Communications satellite

Intelsat 19 is a geostationary communications satellite operated by Intelsat. It was constructed by Space Systems/Loral, based on the LS-1300 satellite bus. It was successfully launched by Sea Launch using a Zenit-3SL launch vehicle on 1 June 2012 at 05:22:59 UTC. Upon entering service it replaced Intelsat 8 at 166° East Longitude.

== Telecommunications and service history ==
Intelsat 19 carries 24 C-band and 34 Ku-band transponders. The C-band payload covers the Asia-Pacific region while the Ku-band transponders provide Direct to Home television to Australia, New Zealand, Southeast Asia, Japan, Western United States. It is expected to operate for eighteen years.

In June 2012, Intelsat 19 successfully transferred to geostationary orbit. All of the satellite's communications antennas were in their operational positions, and the communications payload was being tested.

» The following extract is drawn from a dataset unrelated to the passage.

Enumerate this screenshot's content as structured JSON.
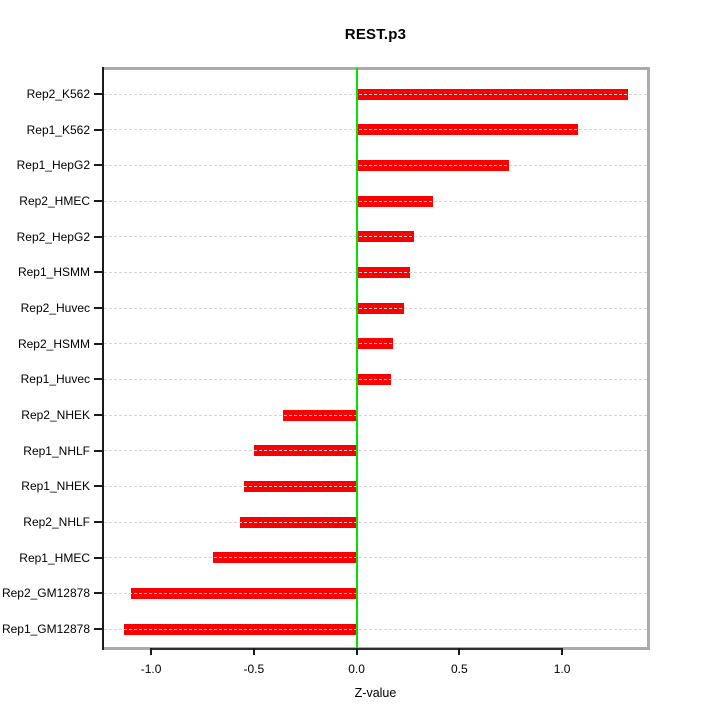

Data received from the satellite indicated that the south solar array was damaged, and that the power available to the satellite will be reduced. In-orbit testing was expected to be completed by mid-July 2012. In July 2012, Intelsat 19 completed its in-orbit testing and the satellite drifted to its final location at 166° East, where it was expected to begin service in mid-August 2012. On 13 August 2012, the satellite entered commercial service as customer traffic previously on Intelsat 8 was transitioned over.

== Solar array deployment failure and recovery ==
Intelsat announced late 1 June 2012 that its South solar array failed to deploy. The failure followed a pressure/vibration anomaly recorded during launch. The only other time this anomaly was observed on the Sea Launch vehicle was during a Estrela do Sul 1 2004 launch which also delivered a payload with solar array damage. Intelsat 19's solar array damage was evident by telemetry – after fairing jettison and before satellite release – during which time the array was exposed to Sun.

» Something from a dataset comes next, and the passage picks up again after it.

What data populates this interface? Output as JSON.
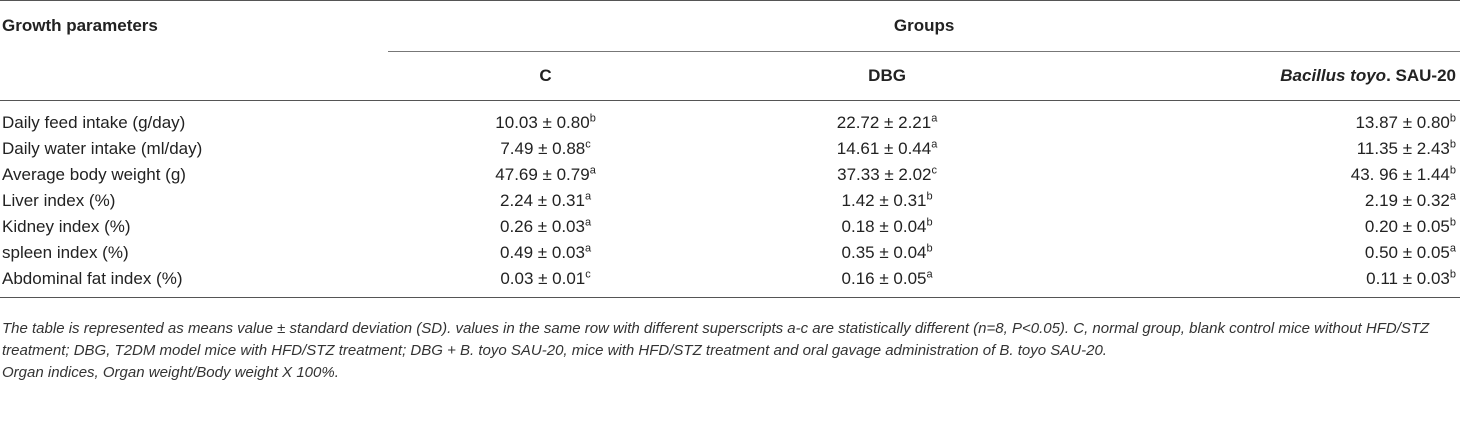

The South solar array panel was eventually deployed on 12 June 2012, following four apogee maneuver firings on 11 June 2012, and appears to have lost 50% of its capacity, leaving the satellite with 75% of its design power capacity. The Ku-band deflector deployment was scheduled for on 18 July 2012.

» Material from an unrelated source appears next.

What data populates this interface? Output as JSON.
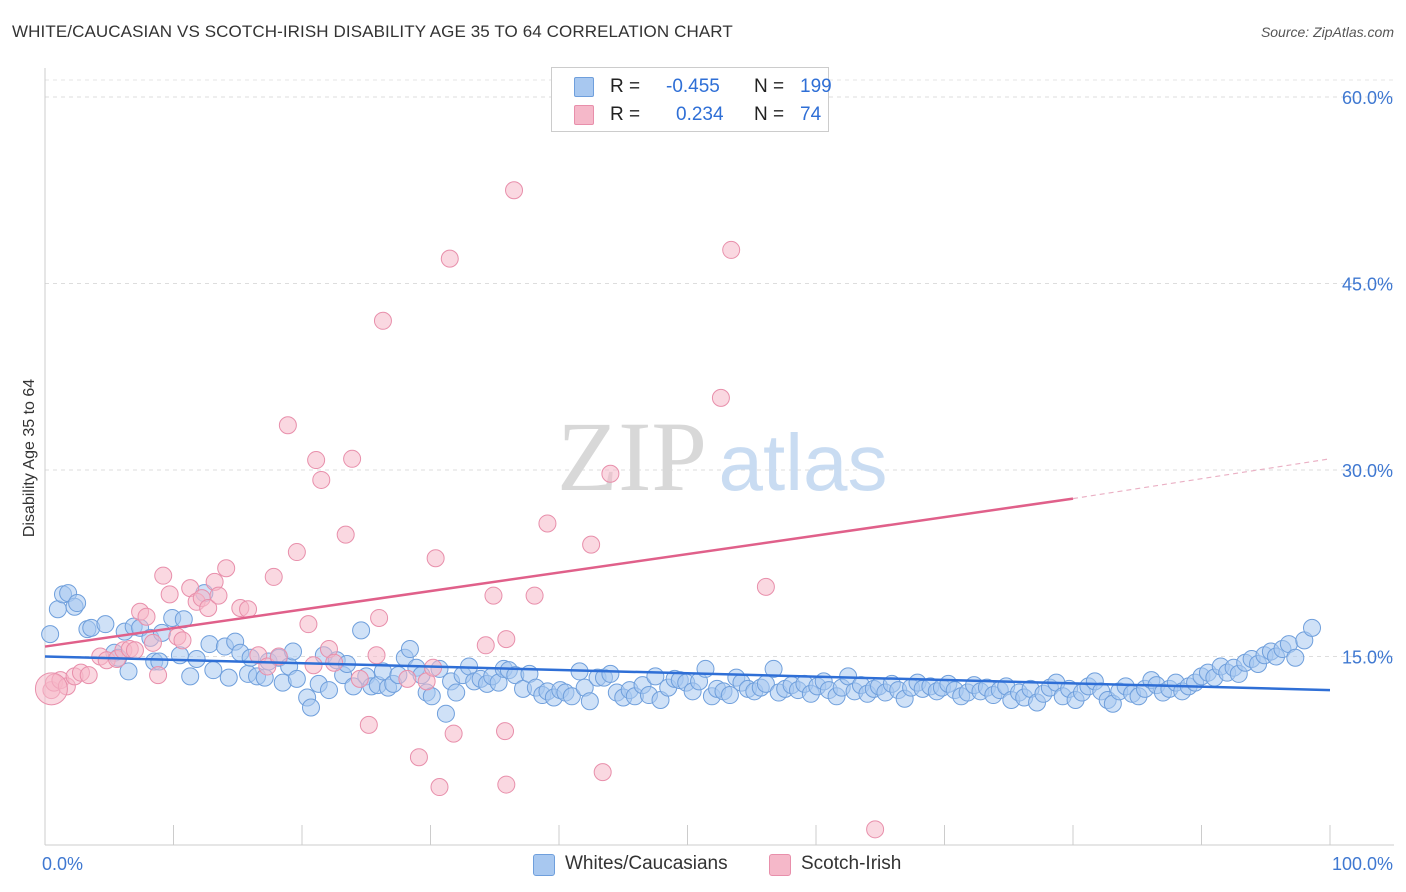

"The preliminary data review indicates that all systems performed nominally throughout the launch profile including fairing and spacecraft separation", said Kirk Pysher, chief operating officer of Energia Logistics Ltd., Sea Launch's technical partner and a subsidiary of Energia Overseas Ltd. of Moscow, the launch provider's majority owner. "Boeing engineers did note an unexpected, isolated event around 72 seconds after launch, which registered on microphones and pressure sensors", Pysher said. "We have only seen this one other time out of the 31 flights and while it is premature to speculate on its origin until further analysis is complete, it bears a striking resemblance to a prior Space Systems/Loral mission".

Peter Stier, a Sea Launch spokesperson, confirmed the prior Space Systems/Loral mission was the Telstar 14/Estrela do Sul 1 launch. During the 2004 mission, sensors registered a similar signature at about the same point in the flight.

On 19 December 2012, Space Systems/Loral (SSL) and Sea Launch confirmed that the Independent Oversight Board (IOB) formed to investigate the solar array deployment anomaly following launch of Intelsat-19 (IS-19) in the spring of 2012 successfully reached a unanimous conclusion. The IOB concluded: "the anomaly occurred before the spacecraft separated from the launch vehicle during the ascent phase of the launch and originated in one of the satellite's two solar array wings due to a rare combination of factors in the panel fabrication ... After rigorous investigation, the launch vehicle was exonerated from causing or contributing to the anomaly and there were no unexpected interactions between the spacecraft and the launch vehicle".